Point Cloud Sparse Tensor error with SubMConv3dLayer: SubMmerge_sort: failed on 2nd step: cudaErrorIllegalAddress: an illegal memory access was encountered
JamesMcCullochDickens opened this issue · 3 comments
I'm trying to write code to go from a point cloud to a sparse tensor, and then do a SubMConv3dLayer convolution on the resulting sparse tensor. Here is what I have:
from typing import Union, Tuple, Optional
import torch, torch.nn as nn
import spconv.pytorch as spconv
def pcs_to_sparse_tensor(pcs: torch.Tensor, grid_size: float, pc_range: Tuple[float, float, float, float, float, float],
device_id: Optional[int], pad: int = 0) -> spconv.SparseConvTensor:
batch_size, num_points, C = pcs.shape
for i in range(3):
pcs[:, :, i] = torch.clamp(pcs[:, :, i], min=pc_range[i], max=pc_range[i+3])
pc_xyz_min = torch.tensor([pc_range[0], pc_range[1], pc_range[2]]).view(1, 1, 3)
displaced_coords = pcs-pc_xyz_min
coords = torch.div(displaced_coords, grid_size, rounding_mode="trunc").int()
coords = coords.reshape(-1, 3)
feats = pcs.reshape(-1, 3)
spatial_shape = []
for i in range(3):
spatial_shape.append(int(((pc_range[3]-pc_range[0])/grid_size) + pad))
repeat_vals = torch.tensor([num_points for _ in range(batch_size)])
batch_vals = torch.arange(0, batch_size, step=1)
batch_idx = torch.repeat_interleave(batch_vals, repeat_vals)
indices = torch.cat([batch_idx.unsqueeze(-1).int(), coords], dim=1).contiguous()
if device_id is not None:
feats = feats.to(device_id)
indices = indices.to(device_id)
sp_tensor = spconv.SparseConvTensor(
features=feats,
indices=indices,
spatial_shape=spatial_shape,
batch_size=batch_size
)
return sp_tensor
rand_pcs = torch.rand(3, 500, 3)
sp = pcs_to_sparse_tensor(rand_pcs, grid_size=0.01, device_id=2, pc_range=(-1., -1., -1., 1., 1., 1.))
layer = spconv.SubMConv3d(in_channels=3, out_channels=6,
kernel_size=3, indice_key="l1", padding=1,
stride=1, dilation=0).to(2)
output = layer(sp)
I'm getting the error:
"[Exception|implicit_gemm_pair]indices=torch.Size([1500, 4]),bs=3,ss=[300, 300, 300],algo=ConvAlgo.MaskImplicitGemm,ksize=[3, 3, 3],stride=[1, 1, 1],padding=[1, 1, 1],dilation=[0, 0, 0],subm=True,transpose=False
Traceback (most recent call last):
File "/home/jamesdickens/miniconda3/envs/pointcept/lib/python3.8/site-packages/spconv/pytorch/conv.py", line 408, in _conv_forward
raise e
File "/home/jamesdickens/miniconda3/envs/pointcept/lib/python3.8/site-packages/spconv/pytorch/conv.py", line 385, in _conv_forward
res = ops.get_indice_pairs_implicit_gemm(
File "/home/jamesdickens/miniconda3/envs/pointcept/lib/python3.8/site-packages/spconv/pytorch/ops.py", line 550, in get_indice_pairs_implicit_gemm
SpconvOps.sort_1d_by_key_allocator(pair_mask_tv[j],
RuntimeError: merge_sort: failed on 2nd step: cudaErrorIllegalAddress: an illegal memory access was encountered"
Any thoughts what I might be doing wrong?

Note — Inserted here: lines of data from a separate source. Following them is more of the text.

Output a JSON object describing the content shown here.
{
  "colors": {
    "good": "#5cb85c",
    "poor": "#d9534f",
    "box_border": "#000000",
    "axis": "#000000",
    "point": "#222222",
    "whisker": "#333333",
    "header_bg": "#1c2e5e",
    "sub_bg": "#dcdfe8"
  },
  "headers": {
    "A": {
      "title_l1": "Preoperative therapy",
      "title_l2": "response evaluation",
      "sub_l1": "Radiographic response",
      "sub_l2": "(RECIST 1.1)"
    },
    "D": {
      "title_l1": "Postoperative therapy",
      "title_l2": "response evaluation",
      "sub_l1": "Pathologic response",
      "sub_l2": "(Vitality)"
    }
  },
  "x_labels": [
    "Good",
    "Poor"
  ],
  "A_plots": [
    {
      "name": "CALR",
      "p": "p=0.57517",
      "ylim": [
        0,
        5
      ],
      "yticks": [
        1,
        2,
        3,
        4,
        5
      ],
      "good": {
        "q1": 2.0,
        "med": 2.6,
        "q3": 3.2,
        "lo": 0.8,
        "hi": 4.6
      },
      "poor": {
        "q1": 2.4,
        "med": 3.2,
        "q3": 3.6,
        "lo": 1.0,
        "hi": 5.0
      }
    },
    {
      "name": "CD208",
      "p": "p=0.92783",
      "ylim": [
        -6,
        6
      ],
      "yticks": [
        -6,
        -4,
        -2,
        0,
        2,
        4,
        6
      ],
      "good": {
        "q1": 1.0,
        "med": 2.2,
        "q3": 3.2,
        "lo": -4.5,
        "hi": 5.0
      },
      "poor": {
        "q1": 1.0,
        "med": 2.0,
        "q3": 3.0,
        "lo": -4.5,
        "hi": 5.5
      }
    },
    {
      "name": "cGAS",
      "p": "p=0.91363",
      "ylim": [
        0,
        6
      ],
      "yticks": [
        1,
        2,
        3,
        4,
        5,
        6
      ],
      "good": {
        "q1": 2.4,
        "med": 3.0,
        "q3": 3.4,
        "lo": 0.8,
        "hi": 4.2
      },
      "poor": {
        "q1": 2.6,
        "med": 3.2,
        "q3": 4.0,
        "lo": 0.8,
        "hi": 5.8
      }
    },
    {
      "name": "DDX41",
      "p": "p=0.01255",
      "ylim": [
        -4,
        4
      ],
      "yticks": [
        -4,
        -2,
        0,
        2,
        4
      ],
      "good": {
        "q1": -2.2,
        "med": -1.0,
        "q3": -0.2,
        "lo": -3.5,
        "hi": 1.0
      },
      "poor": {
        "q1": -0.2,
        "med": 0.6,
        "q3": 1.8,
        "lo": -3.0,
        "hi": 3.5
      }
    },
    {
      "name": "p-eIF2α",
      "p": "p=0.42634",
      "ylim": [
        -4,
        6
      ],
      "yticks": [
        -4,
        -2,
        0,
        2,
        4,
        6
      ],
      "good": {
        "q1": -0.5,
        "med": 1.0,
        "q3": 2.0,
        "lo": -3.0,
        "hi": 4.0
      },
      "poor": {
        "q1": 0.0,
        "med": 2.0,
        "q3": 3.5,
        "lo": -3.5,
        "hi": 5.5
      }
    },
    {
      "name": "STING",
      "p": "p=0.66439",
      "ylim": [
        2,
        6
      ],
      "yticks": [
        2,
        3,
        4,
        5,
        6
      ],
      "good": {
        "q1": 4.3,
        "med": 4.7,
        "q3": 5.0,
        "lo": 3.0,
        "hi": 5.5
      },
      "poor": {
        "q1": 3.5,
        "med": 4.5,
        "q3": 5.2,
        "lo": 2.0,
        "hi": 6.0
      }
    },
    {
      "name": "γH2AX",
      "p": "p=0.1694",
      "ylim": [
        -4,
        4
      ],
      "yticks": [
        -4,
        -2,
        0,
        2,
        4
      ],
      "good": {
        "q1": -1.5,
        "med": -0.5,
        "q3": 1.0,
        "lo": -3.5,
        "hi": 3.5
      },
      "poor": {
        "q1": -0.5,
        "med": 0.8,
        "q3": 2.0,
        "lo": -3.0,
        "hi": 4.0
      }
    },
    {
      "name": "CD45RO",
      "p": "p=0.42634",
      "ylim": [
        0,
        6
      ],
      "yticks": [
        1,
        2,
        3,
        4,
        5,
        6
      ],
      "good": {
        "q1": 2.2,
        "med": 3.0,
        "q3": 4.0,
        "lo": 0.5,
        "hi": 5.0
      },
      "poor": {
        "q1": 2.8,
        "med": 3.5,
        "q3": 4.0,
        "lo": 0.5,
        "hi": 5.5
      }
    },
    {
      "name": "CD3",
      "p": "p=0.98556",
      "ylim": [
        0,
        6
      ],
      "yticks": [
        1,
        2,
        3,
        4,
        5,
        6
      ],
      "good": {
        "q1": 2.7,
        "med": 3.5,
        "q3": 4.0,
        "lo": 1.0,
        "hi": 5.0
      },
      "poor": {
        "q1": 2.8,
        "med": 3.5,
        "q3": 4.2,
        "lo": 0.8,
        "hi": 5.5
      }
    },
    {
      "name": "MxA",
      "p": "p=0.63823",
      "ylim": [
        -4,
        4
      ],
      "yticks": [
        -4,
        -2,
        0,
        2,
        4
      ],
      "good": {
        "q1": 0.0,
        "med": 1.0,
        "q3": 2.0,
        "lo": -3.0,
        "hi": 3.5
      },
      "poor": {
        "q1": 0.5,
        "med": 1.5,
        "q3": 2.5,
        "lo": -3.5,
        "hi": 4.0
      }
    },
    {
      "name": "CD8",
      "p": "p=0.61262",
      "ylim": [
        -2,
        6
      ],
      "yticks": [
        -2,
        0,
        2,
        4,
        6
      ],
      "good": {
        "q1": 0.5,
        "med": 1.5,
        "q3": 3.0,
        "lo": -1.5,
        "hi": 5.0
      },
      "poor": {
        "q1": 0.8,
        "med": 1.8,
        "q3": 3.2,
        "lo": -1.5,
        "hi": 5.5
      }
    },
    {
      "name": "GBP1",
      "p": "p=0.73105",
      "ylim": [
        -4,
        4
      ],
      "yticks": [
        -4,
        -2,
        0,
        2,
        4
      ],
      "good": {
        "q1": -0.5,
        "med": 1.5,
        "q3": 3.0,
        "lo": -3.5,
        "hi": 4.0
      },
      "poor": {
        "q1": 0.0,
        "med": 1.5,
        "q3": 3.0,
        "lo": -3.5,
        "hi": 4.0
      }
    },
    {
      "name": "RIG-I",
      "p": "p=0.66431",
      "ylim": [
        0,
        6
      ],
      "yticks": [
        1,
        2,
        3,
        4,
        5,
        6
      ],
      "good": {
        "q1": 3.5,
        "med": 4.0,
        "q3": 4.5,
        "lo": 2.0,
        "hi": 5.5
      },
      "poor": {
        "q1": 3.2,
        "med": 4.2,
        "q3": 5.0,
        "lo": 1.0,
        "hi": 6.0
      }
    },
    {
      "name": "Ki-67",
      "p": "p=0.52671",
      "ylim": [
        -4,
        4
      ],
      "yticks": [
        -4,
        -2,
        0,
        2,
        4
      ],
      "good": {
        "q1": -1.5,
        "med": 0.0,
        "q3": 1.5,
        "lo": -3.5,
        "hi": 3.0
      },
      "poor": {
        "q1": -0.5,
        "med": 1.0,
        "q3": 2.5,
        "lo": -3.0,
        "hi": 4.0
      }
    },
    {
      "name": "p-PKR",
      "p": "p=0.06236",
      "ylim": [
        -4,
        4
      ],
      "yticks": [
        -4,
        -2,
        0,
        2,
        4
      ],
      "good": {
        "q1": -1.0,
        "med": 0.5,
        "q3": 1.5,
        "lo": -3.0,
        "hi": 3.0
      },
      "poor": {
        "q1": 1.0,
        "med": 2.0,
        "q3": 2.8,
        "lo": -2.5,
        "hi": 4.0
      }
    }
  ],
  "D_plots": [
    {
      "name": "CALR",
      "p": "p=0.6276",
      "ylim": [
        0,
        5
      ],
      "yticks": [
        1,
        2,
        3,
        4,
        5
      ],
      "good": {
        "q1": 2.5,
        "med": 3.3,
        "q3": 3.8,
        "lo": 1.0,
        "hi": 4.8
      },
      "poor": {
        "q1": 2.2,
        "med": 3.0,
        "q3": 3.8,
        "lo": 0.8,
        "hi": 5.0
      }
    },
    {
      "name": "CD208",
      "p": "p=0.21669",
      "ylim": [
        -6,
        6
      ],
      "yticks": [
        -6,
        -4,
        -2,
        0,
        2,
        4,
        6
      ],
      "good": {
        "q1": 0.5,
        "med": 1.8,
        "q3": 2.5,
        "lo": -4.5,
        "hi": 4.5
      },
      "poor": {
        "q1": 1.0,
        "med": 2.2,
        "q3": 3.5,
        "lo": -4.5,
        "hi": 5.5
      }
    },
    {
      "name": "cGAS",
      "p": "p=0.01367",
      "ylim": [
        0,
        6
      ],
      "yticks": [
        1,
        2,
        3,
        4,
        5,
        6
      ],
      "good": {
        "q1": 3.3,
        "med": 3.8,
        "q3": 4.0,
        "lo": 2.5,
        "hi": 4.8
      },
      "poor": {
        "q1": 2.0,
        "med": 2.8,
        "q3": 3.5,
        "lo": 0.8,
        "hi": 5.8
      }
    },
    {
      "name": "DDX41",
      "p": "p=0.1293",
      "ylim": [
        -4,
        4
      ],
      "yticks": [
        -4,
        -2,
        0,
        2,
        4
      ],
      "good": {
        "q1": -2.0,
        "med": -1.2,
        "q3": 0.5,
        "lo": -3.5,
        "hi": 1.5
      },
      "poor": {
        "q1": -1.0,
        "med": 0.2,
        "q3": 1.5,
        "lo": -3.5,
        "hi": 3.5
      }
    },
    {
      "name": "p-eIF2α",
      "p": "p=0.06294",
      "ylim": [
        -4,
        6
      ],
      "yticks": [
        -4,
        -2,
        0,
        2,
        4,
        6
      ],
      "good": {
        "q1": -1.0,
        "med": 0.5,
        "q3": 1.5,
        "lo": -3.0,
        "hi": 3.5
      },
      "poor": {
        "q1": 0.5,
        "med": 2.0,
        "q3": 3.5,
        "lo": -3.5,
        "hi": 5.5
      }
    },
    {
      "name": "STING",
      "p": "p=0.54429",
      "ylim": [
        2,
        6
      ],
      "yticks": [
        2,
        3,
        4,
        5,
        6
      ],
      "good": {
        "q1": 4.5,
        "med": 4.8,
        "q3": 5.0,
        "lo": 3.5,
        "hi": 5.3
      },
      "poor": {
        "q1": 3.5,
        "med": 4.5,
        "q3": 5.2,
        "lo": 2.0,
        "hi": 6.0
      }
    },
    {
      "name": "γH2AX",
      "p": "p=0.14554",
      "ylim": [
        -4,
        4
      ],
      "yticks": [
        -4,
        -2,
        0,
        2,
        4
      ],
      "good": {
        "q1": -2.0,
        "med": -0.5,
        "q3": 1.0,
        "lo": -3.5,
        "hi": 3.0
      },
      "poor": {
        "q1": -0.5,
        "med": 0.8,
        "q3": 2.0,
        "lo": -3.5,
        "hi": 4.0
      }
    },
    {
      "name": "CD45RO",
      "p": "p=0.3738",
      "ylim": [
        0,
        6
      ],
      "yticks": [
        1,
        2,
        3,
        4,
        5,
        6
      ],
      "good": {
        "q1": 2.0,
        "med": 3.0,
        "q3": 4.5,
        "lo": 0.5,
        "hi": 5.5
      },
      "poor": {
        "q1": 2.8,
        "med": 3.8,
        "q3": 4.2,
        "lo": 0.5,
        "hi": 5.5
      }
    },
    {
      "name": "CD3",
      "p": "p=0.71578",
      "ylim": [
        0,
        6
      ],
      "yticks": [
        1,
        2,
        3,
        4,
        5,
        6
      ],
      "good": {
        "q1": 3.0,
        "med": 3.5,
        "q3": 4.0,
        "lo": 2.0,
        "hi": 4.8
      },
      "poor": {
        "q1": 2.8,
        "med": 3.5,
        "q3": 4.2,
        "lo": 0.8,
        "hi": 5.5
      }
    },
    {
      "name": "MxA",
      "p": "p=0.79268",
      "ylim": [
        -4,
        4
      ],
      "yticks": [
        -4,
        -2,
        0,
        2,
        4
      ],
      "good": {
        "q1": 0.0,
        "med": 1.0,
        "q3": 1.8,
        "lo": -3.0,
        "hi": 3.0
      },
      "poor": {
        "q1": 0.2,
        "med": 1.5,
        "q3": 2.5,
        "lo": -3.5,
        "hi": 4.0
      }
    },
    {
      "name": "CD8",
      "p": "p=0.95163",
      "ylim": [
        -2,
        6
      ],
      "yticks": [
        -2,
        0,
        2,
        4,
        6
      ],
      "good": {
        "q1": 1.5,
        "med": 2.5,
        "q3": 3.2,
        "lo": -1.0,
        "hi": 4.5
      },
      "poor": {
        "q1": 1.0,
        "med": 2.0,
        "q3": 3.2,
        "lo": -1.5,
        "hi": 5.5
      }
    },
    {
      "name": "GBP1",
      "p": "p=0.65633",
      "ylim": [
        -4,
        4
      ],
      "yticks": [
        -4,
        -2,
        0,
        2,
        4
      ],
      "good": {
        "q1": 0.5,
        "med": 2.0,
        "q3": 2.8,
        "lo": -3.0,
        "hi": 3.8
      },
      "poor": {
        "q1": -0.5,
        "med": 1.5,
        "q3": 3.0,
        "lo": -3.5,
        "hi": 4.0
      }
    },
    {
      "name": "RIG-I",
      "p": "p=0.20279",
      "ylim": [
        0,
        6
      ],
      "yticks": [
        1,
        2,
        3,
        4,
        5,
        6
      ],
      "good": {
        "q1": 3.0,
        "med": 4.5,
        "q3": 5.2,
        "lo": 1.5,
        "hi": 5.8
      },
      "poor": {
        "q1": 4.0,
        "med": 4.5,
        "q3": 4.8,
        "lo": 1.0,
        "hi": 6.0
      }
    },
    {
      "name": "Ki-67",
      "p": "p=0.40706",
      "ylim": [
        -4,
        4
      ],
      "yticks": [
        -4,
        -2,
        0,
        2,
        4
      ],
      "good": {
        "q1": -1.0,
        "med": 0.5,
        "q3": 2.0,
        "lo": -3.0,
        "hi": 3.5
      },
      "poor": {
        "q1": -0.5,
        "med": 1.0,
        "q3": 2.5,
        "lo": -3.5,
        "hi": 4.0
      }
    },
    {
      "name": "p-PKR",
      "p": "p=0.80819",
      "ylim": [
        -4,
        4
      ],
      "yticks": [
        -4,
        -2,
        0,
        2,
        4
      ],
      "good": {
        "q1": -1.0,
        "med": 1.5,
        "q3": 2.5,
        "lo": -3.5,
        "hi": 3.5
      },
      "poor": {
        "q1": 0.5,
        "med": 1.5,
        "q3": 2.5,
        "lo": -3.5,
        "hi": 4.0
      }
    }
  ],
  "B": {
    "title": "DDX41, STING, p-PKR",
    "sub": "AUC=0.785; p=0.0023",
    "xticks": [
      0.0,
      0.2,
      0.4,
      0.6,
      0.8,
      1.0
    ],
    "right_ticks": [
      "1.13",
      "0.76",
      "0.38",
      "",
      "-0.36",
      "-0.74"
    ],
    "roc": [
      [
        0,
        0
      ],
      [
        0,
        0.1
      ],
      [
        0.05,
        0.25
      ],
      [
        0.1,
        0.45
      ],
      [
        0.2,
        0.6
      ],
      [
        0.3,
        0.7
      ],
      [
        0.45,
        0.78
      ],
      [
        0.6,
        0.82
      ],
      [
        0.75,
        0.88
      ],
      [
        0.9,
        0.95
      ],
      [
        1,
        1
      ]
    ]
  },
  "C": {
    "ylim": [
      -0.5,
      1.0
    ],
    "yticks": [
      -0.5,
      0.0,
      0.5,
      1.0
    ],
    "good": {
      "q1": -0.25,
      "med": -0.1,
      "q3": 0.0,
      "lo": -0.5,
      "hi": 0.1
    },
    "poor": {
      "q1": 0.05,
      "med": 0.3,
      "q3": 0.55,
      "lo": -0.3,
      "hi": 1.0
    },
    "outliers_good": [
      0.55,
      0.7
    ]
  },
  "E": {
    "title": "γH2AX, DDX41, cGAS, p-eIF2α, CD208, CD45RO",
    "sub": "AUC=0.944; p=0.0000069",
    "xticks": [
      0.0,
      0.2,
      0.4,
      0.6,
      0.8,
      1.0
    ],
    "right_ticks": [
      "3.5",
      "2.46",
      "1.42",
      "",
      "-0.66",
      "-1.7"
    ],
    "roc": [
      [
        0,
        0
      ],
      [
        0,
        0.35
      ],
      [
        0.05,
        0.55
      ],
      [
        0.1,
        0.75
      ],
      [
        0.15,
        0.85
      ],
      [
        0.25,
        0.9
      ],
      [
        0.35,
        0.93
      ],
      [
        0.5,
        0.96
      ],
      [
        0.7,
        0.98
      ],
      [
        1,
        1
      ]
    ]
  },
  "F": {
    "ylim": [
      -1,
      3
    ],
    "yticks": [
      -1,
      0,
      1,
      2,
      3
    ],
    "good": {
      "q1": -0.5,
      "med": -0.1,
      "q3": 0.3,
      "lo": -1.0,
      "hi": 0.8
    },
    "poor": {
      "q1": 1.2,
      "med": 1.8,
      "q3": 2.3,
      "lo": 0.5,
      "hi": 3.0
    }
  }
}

I'd be happy to give any other relevant details.
Edit: The error only occurs for gpu 2 and not gpu 0.
I seem to have fixed this issue looking at another github issue here:
#387
torch.cuda.set_device(device_id)
does the trick.
I haven't tried with distributed training yet but all seems good now. I guess there is some hardcoding of gpu 0 in the ops file somehow? Not sure. Anyway thanks for the great repo.